2) Crash detection sounds nice for the very rare serious crash use case, but it would be nice to have another button I could use to save a video on demand. Pressing the button should save a file going back about two minutes and going forward until I turn the camera off. I’d use this to stash video of close calls (for me or others!) or other interesting footage.
3) It would be great if it was designed to operate in groups of two or more cameras, with wireless connections. Push the on demand save button and have both front- and rear-facing cameras stash footage going back two minutes.

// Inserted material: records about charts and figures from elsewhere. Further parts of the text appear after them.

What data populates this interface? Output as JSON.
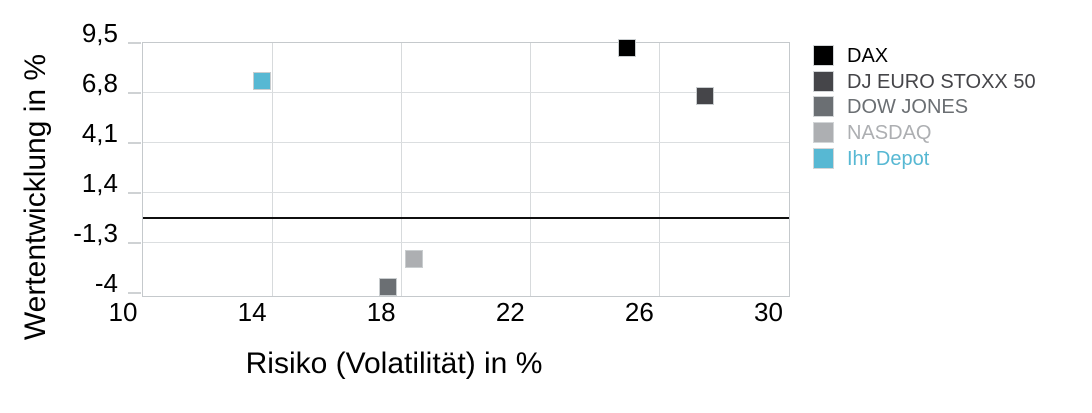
{
  "chart_data": {
    "type": "scatter",
    "title": "",
    "xlabel": "Risiko (Volatilität) in %",
    "ylabel": "Wertentwicklung in %",
    "xlim": [
      10,
      30
    ],
    "ylim": [
      -4.16,
      9.5
    ],
    "grid": true,
    "legend_position": "right",
    "zero_line": 0,
    "x_ticks": [
      {
        "v": 10,
        "label": "10"
      },
      {
        "v": 14,
        "label": "14"
      },
      {
        "v": 18,
        "label": "18"
      },
      {
        "v": 22,
        "label": "22"
      },
      {
        "v": 26,
        "label": "26"
      },
      {
        "v": 30,
        "label": "30"
      }
    ],
    "y_ticks": [
      {
        "v": 9.5,
        "label": "9,5"
      },
      {
        "v": 6.8,
        "label": "6,8"
      },
      {
        "v": 4.1,
        "label": "4,1"
      },
      {
        "v": 1.4,
        "label": "1,4"
      },
      {
        "v": -1.3,
        "label": "-1,3"
      },
      {
        "v": -4,
        "label": "-4"
      }
    ],
    "series": [
      {
        "name": "DAX",
        "color": "#000000",
        "x": 25.0,
        "y": 9.2
      },
      {
        "name": "DJ EURO STOXX 50",
        "color": "#454549",
        "x": 27.4,
        "y": 6.6
      },
      {
        "name": "DOW JONES",
        "color": "#6b6f73",
        "x": 17.6,
        "y": -3.7
      },
      {
        "name": "NASDAQ",
        "color": "#adafb2",
        "x": 18.4,
        "y": -2.2
      },
      {
        "name": "Ihr Depot",
        "color": "#57b8d3",
        "x": 13.7,
        "y": 7.4
      }
    ]
  }
}
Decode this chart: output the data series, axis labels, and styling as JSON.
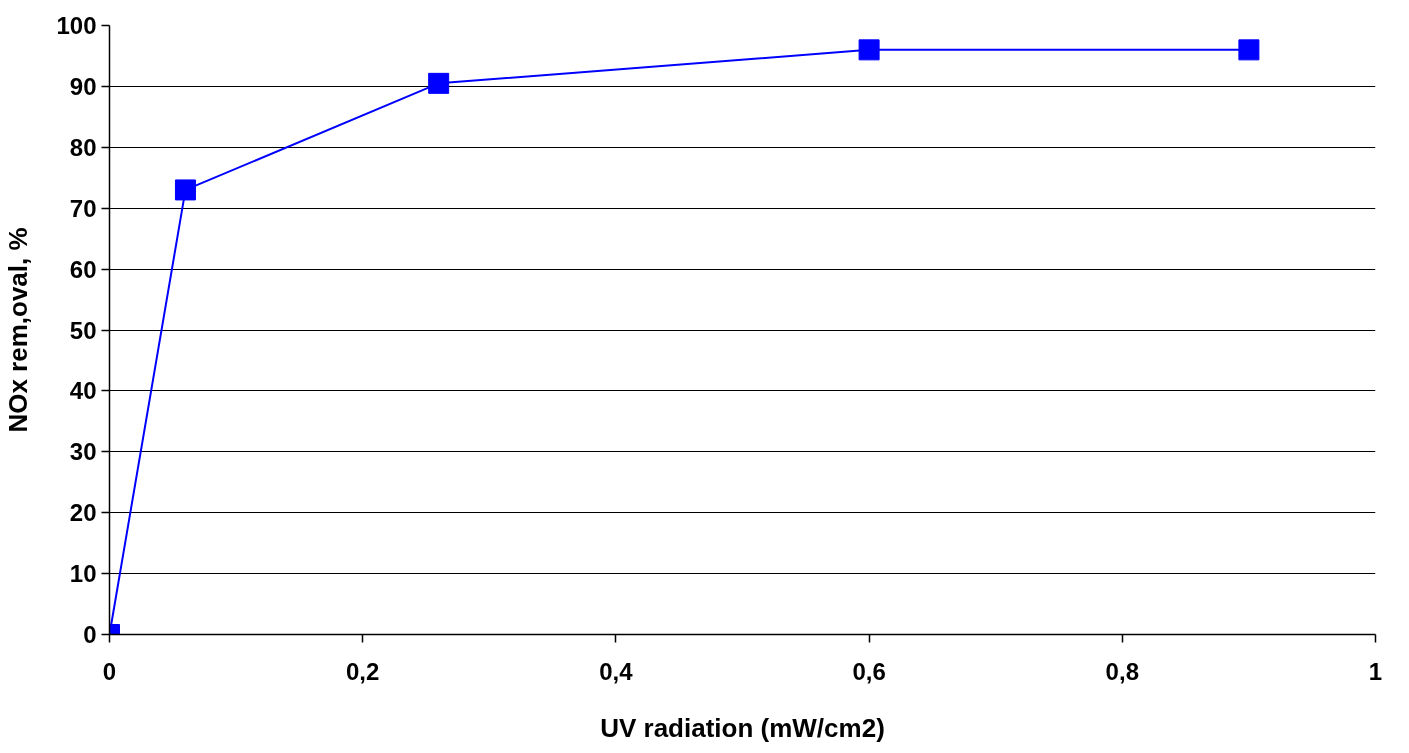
{
  "chart_data": {
    "type": "line",
    "xlabel": "UV radiation (mW/cm2)",
    "ylabel": "NOx rem,oval, %",
    "x": [
      0,
      0.06,
      0.26,
      0.6,
      0.9
    ],
    "series": [
      {
        "color": "#0000ff",
        "values": [
          0,
          73,
          90.5,
          96,
          96
        ]
      }
    ],
    "xlim": [
      0,
      1
    ],
    "ylim": [
      0,
      100
    ],
    "xticks": [
      0,
      {
        "value": 0.2,
        "label": "0,2"
      },
      {
        "value": 0.4,
        "label": "0,4"
      },
      {
        "value": 0.6,
        "label": "0,6"
      },
      {
        "value": 0.8,
        "label": "0,8"
      },
      1
    ],
    "yticks": [
      0,
      10,
      20,
      30,
      40,
      50,
      60,
      70,
      80,
      90,
      100
    ],
    "grid": "y",
    "marker": "square",
    "line_style": "solid"
  }
}
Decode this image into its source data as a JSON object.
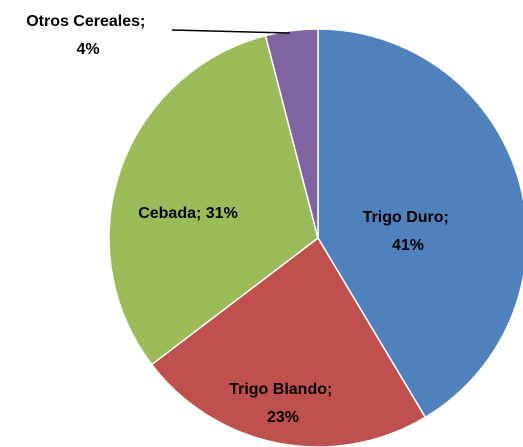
{
  "chart_data": {
    "type": "pie",
    "categories": [
      "Trigo Duro",
      "Trigo Blando",
      "Cebada",
      "Otros Cereales"
    ],
    "values": [
      41,
      23,
      31,
      4
    ],
    "value_labels": [
      "Trigo Duro; 41%",
      "Trigo Blando; 23%",
      "Cebada; 31%",
      "Otros Cereales; 4%"
    ],
    "colors": [
      "#4f81bd",
      "#c0504d",
      "#9bbb59",
      "#8064a2"
    ]
  }
}
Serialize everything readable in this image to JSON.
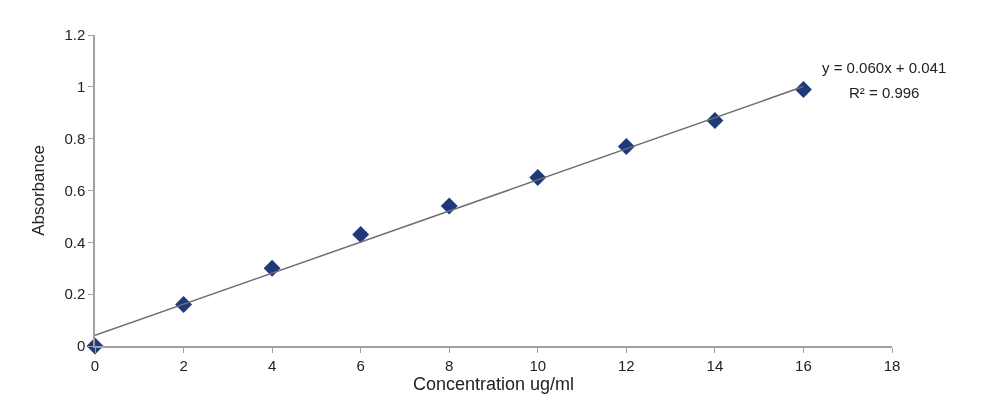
{
  "chart_data": {
    "type": "scatter",
    "xlabel": "Concentration ug/ml",
    "ylabel": "Absorbance",
    "x": [
      0,
      2,
      4,
      6,
      8,
      10,
      12,
      14,
      16
    ],
    "series": [
      {
        "color": "#1f3a7a",
        "values": [
          0,
          0.16,
          0.3,
          0.43,
          0.54,
          0.65,
          0.77,
          0.87,
          0.99
        ],
        "marker": "diamond"
      },
      {
        "type": "line",
        "color": "#6e6e6e",
        "x": [
          0,
          16
        ],
        "values": [
          0.041,
          1.001
        ],
        "marker": "none",
        "line_style": "solid"
      }
    ],
    "annotations": [
      "y = 0.060x + 0.041",
      "R² = 0.996"
    ],
    "xlim": [
      0,
      18
    ],
    "xticks": [
      0,
      2,
      4,
      6,
      8,
      10,
      12,
      14,
      16,
      18
    ],
    "ylim": [
      0,
      1.2
    ],
    "yticks": [
      0,
      0.2,
      0.4,
      0.6,
      0.8,
      1,
      1.2
    ]
  }
}
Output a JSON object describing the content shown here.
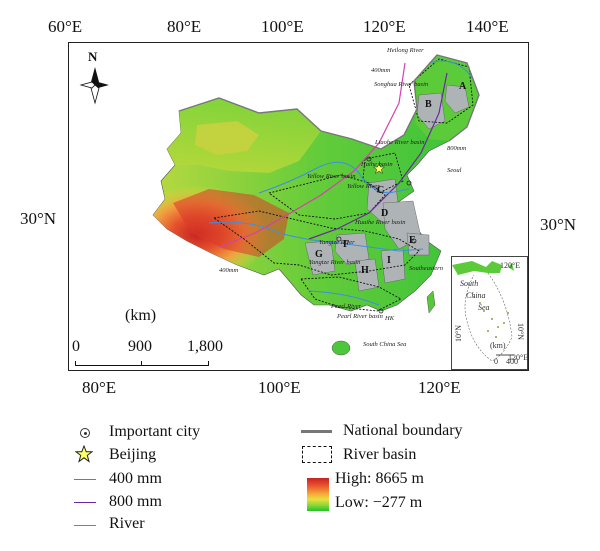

4) How easy is it to pull videos off the device? My commuter bike stays in the detached garage. Connecting a charging cable is easy, but pulling movies off the camera is a hassle. Rideye looks like a USB Windows-formatted disk drive to a computer, right? It should put “saved” videos in a separate folder, to make it easier to pull them off the camera. You could probably even write a pretty simple utility for PCs and Macs that would automatically recognize the Rideye & move its “saved” videos to the PC/Mac, so extracting saved videos would only mean waking up the PC/Mac, connecting the cable, and waiting for the utility to announce that it got everything it needed.
5) But don’t make it too easy to pull the videos off. As a commuter, I like gear I can leave bolted to the bike so it won’t get stolen. With cameras, it’s more than just the loss of a $100 device though, it’s also the value of the videos recorded on the device. Pull a video from one of my HD808s and you’ll see my route, my house, and learn which neighbors I wave to. My ideal black box camera would use good encryption so that a thief (or busybody with a laptop & USB cable) wouldn’t be able to do anything with the videos on the device.
6) Back to water resistance — that lens looks awfully exposed. Even if it were waterproof, the lens is bound to get pelted with rain, at best distorting the video. It needs a hood to keep the lens relatively dry. A lens hood should also help reduce glare problems from off-axis light, both natural and artificial.